The phone will play out several of the screams submitted by people online, the BBC reported.
The test will monitor the durability of standard commercial components in space.
It will also test two new innovative propulsion systems.
The first - named Warp Drive (Water Alcohol Resisto-jet Propulsion De-orbit Re-entry Velocity Experiment) - uses the ejection of a water-alcohol mixture to provide thrust.
The second technology is pulsed plasma thrusters. These use an electric current to heat and evaporate a material, producing a charged gas that can then be accelerated in one direction in a magnetic field to push the satellite in the other direction.

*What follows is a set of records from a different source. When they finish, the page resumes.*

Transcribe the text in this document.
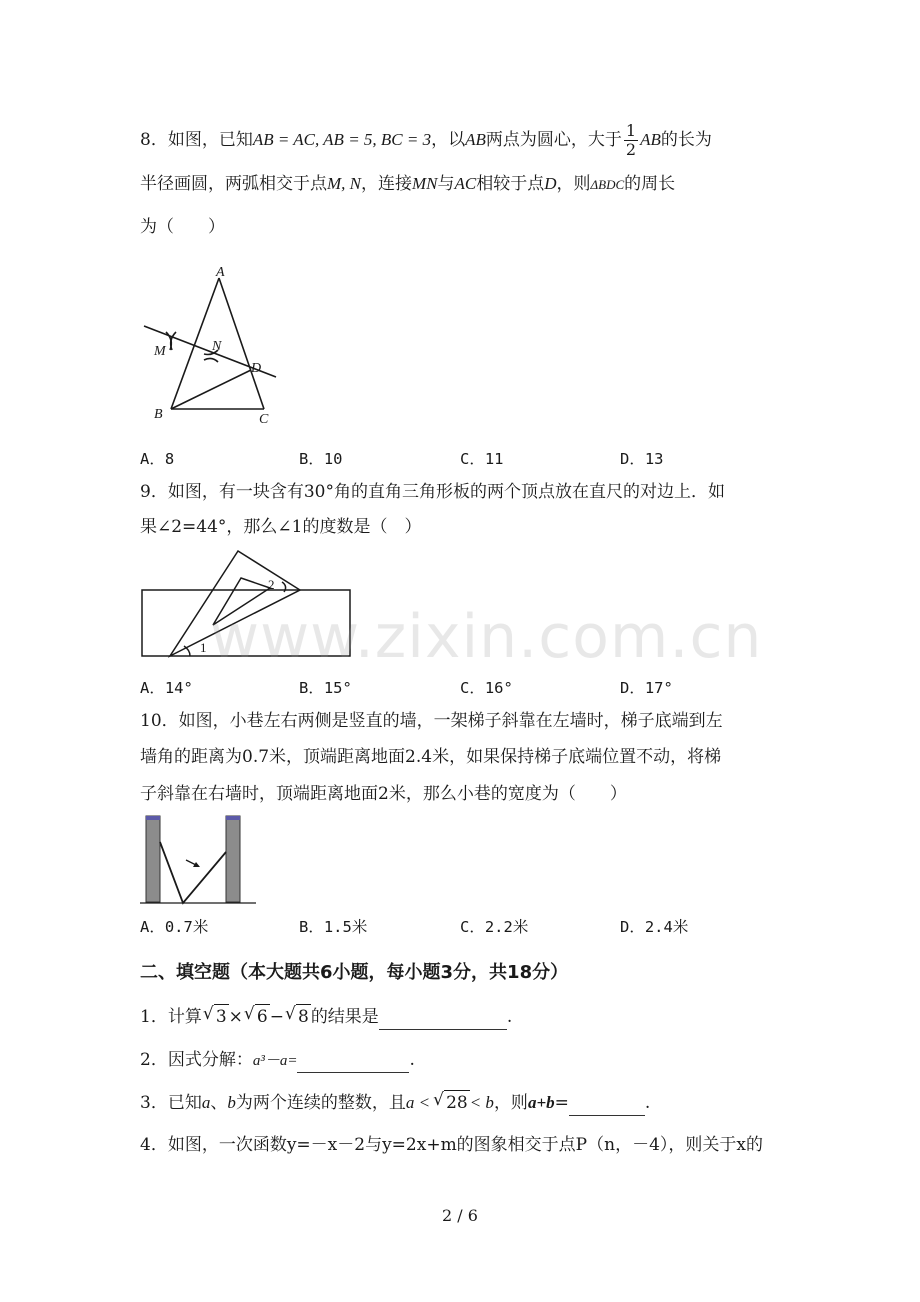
8．如图，已知AB = AC, AB = 5, BC = 3，以AB两点为圆心，大于 $\frac{1}{2}$ AB的长为
半径画圆，两弧相交于点M, N，连接MN与AC相较于点D，则ΔBDC的周长
为（　　）
A
M	N
D
B	C
A．8	B．10	C．11	D．13
9．如图，有一块含有30°角的直角三角形板的两个顶点放在直尺的对边上．如
果∠2=44°，那么∠1的度数是（　）
2
1 www.zixin.com.cn
A．14°	B．15°	C．16°	D．17°
10．如图，小巷左右两侧是竖直的墙，一架梯子斜靠在左墙时，梯子底端到左
墙角的距离为0.7米，顶端距离地面2.4米，如果保持梯子底端位置不动，将梯
子斜靠在右墙时，顶端距离地面2米，那么小巷的宽度为（　　）
A．0.7米	B．1.5米	C．2.2米	D．2.4米
二、填空题（本大题共6小题，每小题3分，共18分）
1．计算 √ 3 × √ 6 − √ 8 的结果是	.
2．因式分解：a³－a=	.
3．已知a、b为两个连续的整数，且a < √ 28 < b，则a+b=	.
4．如图，一次函数y=－x－2与y=2x+m的图象相交于点P（n，－4），则关于x的
2 / 6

The mission will see the so-called "smartphone-sat" - a world first - orbit the Earth for six months.
Weighing 4.3 kg (9.5lbs) and measuring 10cm by 30cm (4in by 12in), the satellite has been developed by the University of Surrey's Space Centre (SSC) and Surrey Satellite Technology (SSTL).
"This mission is a fantastic achievement and a great tribute to the hard work of the engineers involved," Sir Martin Sweeting, director of SSC, and also executive chairman of SSTL said.
At first, the Strand-1 satellite will be controlled by a standard onboard computer, but in phase two of the mission, a Google Nexus phone will take the reins - equipped with a number of special apps.
One of them, iTesa, is to record the magnitude of the magnetic field around the phone during orbit.
The 360 app will take pictures using the phone's built-in five megapixel camera, and will act as a method of establishing the satellite's position.
Images captured by the app will be posted on Facebook.
The Scream in Space app, developed by Cambridge University Space Flight, makes use of several screams that were submitted by visitors to the project's website.
At various points, the app will play videos of the screams and monitor if the phone's onboard speaker picks up the noise.
The screams set for intergalactic broadcast include this ear-busting effort from Year 6 at Chudleigh CE Community Primacy School and this very dramatic "nooooooo!" from Richard Barrington.